In one of the proofs of Cauchys Inequality that reduces vector inner product to a quadratic form:
$$0 \leq \langle u + \alpha, u + \alpha \rangle = \langle u , u \rangle + 2 \alpha\langle u ,v \rangle + \alpha^2\langle v,v \rangle$$
Since any quadratic $$ a \alpha^2+2b\alpha + c $$ takes its minimal value @ $ c - \frac{b^2}{a} $ when $ \alpha = -\frac{b}{2a}$ ---- (1)
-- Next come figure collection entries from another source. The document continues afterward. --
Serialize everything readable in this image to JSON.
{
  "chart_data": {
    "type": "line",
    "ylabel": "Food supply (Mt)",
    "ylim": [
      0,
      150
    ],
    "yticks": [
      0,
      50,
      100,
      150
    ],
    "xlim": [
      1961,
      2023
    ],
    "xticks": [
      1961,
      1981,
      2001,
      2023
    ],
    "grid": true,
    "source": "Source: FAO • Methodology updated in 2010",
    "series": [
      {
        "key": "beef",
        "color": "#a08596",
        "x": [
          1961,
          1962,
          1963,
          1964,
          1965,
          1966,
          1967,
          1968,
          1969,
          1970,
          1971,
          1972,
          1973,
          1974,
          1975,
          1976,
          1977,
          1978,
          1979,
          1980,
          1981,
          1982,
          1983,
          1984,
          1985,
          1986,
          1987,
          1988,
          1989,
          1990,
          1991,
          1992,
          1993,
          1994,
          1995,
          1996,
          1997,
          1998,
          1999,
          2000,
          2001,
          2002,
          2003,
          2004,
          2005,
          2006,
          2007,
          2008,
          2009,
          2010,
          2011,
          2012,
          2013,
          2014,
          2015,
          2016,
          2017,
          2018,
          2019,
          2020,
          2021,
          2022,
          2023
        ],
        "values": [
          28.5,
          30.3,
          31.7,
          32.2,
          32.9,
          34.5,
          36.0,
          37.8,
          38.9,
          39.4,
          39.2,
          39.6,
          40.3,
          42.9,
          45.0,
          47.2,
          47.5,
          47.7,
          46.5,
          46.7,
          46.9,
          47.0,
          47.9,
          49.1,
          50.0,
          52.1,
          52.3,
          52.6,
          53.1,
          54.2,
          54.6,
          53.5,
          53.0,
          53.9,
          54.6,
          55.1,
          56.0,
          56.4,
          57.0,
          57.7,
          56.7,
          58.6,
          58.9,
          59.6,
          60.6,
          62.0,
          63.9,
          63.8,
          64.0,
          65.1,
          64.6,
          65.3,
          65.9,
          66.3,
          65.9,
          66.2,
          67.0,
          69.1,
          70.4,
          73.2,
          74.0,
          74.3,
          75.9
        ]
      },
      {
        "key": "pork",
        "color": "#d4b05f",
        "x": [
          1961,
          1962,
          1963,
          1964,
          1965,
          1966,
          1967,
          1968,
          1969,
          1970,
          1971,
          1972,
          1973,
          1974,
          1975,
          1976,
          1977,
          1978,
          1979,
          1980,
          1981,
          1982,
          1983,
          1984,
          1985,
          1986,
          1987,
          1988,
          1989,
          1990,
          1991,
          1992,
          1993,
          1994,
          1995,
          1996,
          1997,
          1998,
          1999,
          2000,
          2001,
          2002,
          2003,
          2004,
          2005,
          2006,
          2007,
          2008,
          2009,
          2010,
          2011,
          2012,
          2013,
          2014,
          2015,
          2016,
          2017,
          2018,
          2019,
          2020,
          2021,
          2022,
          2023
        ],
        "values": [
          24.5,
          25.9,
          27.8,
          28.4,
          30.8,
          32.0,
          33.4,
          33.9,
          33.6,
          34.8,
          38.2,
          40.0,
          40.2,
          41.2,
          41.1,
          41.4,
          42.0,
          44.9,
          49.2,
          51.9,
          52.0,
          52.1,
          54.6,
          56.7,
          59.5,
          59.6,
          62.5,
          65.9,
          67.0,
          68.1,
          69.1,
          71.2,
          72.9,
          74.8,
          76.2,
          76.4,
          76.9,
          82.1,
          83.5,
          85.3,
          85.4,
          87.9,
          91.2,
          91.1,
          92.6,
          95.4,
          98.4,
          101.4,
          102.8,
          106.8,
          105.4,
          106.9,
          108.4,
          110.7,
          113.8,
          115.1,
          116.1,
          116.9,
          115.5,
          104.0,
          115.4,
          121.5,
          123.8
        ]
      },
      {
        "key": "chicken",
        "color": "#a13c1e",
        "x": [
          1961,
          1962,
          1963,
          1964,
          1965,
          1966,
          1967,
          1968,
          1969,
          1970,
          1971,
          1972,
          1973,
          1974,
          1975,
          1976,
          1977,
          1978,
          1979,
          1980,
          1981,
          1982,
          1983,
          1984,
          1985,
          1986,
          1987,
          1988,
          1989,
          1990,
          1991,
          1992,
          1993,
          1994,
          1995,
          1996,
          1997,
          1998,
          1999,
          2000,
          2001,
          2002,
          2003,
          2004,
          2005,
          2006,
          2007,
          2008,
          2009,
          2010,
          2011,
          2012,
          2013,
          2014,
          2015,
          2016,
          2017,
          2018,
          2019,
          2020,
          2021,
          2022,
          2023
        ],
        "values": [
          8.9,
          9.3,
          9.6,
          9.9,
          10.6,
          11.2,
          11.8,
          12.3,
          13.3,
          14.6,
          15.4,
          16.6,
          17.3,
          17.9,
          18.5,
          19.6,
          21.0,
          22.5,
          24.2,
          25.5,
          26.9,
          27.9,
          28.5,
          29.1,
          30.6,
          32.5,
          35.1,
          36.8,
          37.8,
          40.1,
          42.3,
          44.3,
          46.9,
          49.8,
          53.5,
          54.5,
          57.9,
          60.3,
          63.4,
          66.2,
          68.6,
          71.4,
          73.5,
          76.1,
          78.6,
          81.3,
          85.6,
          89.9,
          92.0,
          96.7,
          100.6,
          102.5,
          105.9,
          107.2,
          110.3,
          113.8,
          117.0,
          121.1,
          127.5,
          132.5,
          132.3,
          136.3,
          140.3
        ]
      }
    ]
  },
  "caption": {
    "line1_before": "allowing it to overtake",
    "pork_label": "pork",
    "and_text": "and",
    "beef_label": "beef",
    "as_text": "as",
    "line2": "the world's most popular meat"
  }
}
and the inequality should hold for even this minimum value of the polynomial
$$ 0 \leq \langle u,u \rangle - \frac {\langle u,v\rangle^2}{\langle v,v \rangle} \iff \frac {|\langle u,v \rangle|}{||u|| ||v||} \leq 1 $$ --- (2)
Questions:
Main Q) Am not confident how the equivalence is same. Please confirm the following the is correct thinking:
$$ 0 \leq \langle u,u \rangle - \frac {\langle u,v\rangle^2}{\langle v,v \rangle} $$
Take the - to the left, we get:
$$ \frac {\langle u,v\rangle^2}{\langle v,v \rangle} \leq \langle u,u \rangle $$
Since in vector inner product of the same vector $\langle v,v \rangle$ = $|v|^2$ , thus:
$$ \frac {\langle u,v\rangle^2}{|v|^2} \leq |u|^2 $$
$$ \frac {\langle u,v\rangle^2}{|v|^2|u|^2} \leq 1 $$
Taking Square root on both sides:
$$ \frac {\langle u,v\rangle}{|v||u|} \leq 1 $$
Would the above be a correct mathematical deduction of how the equivalence is achieved?
Side Q) in (1) Is the minima of a Quadratic equation when its discriminant = 0? Any link that helps show this please suggest.